L’album raconte le quotidien de Daniel, jeune ouvrier travaillant dans les mines du Nord, qui extirpe jour après jour des entrailles de la Terre les minerais qui lui permettent ensuite de boire en une soirée les heures durement travaillées. S’inspirant de la vie de son père qui fut mineur à Uranium City de 1978 à 1980, Ariane Dénommé fait écho, dans sa démarche, au cinéma-vérité de Michel Brault, plus particulièrement à son extraordinaire film Pour la suite du monde. Si l’art séquentiel est d’abord une affaire de rythme, l’auteure, dans son découpage et sa mise en page, rivalise d’audace et d’habileté en laissant le temps, le silence, la vie s’insinuer subrepticement. Le trait brut et charbonneux qui ne cherche pas à être racoleur, les pages grises laquées de suie, les parcimonieux dialogues masquant un déconcertant non-dit en guise de contre-pied au verbeux Germinal d’Émile Zola, tout dans ce formidable album est au service du récit. On entre en Daniel comme dans l’abyssale et angoissante profondeur de la mine, sans savoir où cela nous mènera ni même si l’on en ressortira indemne. Ce n’est pas dans l’éclat et le bruit que se joue le drame de ces hommes ordinaires, mais dans celui, troublant, de la retenue. Le lecteur est convié, par le truchement de la lentille de l’auteure, au quotidien mat de Daniel. La sensation inconfortable de voyeurisme qui nous habite en début de lecture cède rapidement la place à un état hypnotique, duquel il est impossible d’abandonner la lecture.

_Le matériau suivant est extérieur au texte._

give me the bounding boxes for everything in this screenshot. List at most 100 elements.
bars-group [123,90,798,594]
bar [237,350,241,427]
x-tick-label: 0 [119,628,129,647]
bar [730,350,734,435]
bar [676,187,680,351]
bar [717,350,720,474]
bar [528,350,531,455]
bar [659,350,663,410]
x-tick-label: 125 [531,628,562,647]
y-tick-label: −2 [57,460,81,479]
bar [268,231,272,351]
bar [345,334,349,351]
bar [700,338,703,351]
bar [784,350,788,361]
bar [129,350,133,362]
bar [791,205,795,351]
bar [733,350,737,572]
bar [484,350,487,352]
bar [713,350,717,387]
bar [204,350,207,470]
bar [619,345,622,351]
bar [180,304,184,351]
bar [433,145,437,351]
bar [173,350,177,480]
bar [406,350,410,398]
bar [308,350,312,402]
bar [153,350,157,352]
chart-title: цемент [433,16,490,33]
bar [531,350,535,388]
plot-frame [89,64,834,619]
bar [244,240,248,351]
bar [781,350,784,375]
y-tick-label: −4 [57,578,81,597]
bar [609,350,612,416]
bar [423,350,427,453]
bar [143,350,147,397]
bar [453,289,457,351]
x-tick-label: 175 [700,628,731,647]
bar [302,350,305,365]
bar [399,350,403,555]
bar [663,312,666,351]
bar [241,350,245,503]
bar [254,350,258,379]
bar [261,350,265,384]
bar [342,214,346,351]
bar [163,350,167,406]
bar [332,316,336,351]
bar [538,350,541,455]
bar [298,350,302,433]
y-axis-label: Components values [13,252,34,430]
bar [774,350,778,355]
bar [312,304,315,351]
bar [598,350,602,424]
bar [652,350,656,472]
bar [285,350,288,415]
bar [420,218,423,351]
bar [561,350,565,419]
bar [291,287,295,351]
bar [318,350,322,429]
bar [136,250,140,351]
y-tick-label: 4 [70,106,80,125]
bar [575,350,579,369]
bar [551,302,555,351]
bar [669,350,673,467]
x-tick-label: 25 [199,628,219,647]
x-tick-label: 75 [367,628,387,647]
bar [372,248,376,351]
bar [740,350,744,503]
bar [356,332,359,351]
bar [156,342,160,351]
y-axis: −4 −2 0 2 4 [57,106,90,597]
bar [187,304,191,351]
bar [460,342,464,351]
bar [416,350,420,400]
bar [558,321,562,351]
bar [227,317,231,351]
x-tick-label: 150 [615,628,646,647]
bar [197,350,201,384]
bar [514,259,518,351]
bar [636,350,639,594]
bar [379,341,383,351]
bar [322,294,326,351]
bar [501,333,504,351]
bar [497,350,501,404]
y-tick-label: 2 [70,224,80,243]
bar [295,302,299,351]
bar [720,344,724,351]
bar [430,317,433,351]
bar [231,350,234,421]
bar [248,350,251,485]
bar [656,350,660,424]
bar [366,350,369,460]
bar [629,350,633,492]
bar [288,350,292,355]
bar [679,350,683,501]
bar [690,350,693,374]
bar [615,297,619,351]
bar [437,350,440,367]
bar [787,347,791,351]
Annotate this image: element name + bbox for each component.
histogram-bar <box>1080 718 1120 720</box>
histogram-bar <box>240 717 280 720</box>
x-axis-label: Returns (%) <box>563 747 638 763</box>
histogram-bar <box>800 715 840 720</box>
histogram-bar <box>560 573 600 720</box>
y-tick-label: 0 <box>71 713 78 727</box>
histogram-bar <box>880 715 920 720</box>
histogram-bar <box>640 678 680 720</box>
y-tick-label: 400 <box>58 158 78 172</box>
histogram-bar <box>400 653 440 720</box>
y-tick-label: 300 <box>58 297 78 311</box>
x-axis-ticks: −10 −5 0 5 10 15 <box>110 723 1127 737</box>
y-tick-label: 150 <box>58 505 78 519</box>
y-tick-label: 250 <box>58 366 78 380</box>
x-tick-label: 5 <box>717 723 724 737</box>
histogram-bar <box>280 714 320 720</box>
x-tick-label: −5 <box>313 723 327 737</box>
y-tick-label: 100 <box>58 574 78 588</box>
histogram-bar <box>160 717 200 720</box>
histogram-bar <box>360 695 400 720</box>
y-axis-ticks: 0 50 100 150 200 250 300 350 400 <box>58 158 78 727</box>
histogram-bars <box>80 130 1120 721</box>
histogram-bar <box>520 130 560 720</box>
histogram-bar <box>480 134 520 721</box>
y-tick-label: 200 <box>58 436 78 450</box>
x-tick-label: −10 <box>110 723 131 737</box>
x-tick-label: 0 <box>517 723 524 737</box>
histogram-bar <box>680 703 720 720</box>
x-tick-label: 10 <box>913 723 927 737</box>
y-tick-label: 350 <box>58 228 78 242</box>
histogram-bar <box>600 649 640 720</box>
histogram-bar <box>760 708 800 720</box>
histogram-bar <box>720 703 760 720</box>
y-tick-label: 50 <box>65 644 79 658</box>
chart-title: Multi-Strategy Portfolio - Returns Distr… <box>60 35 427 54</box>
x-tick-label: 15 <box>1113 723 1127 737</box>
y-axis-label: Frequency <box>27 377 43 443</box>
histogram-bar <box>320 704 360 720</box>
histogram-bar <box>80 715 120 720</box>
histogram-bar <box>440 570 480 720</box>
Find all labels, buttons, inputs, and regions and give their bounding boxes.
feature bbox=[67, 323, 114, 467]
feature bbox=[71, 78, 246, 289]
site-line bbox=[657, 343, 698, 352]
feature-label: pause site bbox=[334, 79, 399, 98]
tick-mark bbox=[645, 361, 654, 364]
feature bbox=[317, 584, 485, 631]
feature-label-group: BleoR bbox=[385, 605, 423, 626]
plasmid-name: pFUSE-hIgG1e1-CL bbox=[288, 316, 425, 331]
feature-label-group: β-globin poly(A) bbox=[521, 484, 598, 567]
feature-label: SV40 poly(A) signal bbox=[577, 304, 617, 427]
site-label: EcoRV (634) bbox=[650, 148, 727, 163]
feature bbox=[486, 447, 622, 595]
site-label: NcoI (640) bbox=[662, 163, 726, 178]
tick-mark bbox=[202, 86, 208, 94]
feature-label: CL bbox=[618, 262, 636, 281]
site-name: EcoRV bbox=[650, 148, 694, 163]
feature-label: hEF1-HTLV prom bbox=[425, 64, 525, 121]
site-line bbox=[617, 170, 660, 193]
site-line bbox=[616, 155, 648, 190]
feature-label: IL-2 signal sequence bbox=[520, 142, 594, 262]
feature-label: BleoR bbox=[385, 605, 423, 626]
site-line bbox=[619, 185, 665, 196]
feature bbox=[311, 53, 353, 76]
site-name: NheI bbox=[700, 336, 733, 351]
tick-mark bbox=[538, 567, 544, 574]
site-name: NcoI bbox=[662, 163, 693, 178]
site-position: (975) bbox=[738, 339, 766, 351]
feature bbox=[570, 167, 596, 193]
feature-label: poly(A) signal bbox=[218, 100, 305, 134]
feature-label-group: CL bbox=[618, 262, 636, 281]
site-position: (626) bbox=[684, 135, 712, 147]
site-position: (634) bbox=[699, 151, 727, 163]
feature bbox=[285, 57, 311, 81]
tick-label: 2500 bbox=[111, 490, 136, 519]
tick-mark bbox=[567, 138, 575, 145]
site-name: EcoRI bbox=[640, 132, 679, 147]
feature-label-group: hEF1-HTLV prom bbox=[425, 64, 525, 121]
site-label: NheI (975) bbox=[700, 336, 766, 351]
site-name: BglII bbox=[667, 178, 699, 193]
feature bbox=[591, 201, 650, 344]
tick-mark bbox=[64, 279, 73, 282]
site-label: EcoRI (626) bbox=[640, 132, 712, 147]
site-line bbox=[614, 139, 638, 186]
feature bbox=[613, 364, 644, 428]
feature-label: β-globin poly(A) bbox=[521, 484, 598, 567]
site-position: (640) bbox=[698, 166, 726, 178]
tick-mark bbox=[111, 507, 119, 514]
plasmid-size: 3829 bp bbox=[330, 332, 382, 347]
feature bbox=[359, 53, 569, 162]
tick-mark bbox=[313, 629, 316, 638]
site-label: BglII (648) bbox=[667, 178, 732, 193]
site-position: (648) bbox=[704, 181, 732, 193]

En publiant ce formidable album, et celui tout aussi impétueux d’Oriane Lassus (Quoi de plus normal qu’infliger la vie?), les éditeurs Vincent Giard et Sébastien Trahan permettent à des femmes d’investir le médium de la bande dessinée avec une intelligence et une sensibilité salvatrice. De telles voix enrichissent, densifient la bande dessinée québécoise, se hissant, au passage, au rang des Julie Doucet, Caroline Merola, Geneviève Castrée et Isabelle Arsenault.

Joséphine Baker
Après ses très réussies biographies consacrées à Kiki de Montparnasse (2007) et Olympe de Gouges (2012), le tandem Catel et José-Louis Bocquet s’attaque avec grâce à l’étonnante et tumultueuse vie de Joséphine Baker, l’une des figures marquantes du siècle précédent. La jeune danseuse afro-américaine, qui devint à 20 ans la coqueluche de Paris, fut la première vedette mondiale de couleur ébène de l’histoire. Découpées en de brefs chapitres joliment rythmés, les 546 pages de ce formidable album racontent l’incroyable odyssée de cette femme libérée, résolument moderne et infatigable militante en défaveur de la ségrégation raciale. Un des albums phares de la rentrée 2016.

Maggy Garrisson, tome 3
Autre personnage féminin fort – fictif dans ce cas-ci –, Maggy Garrisson est l’héroïne délicieusement atypique de ce polar fort réussi. La détective autodidacte et autoproclamée à la moralité laxe n’a rien des nymphes botoxées des séries policières criardes et formatées qui envahissent nos écrans. Aux antipodes de farandoles et de pitreries invraisemblables propres au genre policier en vogue, les auteurs misent sur la vraisemblance, le réalisme, embrassant les codes du genre pour mieux le réinventer. Ajoutez le flegme britannique en guise d’ingrédient, et vous voilà parti pour un captivant moment de lecture.

Martha & Alan
Emmanuel Guibert poursuit l’œuvre biographique de son ami Alan Ingram Cope, amorcée il y a plusieurs années avec La guerre d’Alan et L’Enfance d’Alan, dans ce bouleversant récit de son premier amour de jeunesse. S’affranchissant de la mise en case au profit de magistrales illustrations couleur pleine page ou double page, l’artiste – extraordinaire conteur d’une rare sensibilité et d’une délectable pudicité – amène le lecteur à revivre cette sensation unique de l’importance d’un lien unissant deux jeunes êtres. Empreint de nostalgie, on plonge en Martha & Alan comme l’on feuillette parcimonieusement un album photo, soit avec ravissement, émotion et fébrilité. Guibert insuffle au récit un tel sens du sacré qu’on en ressort habité, ému, pantois.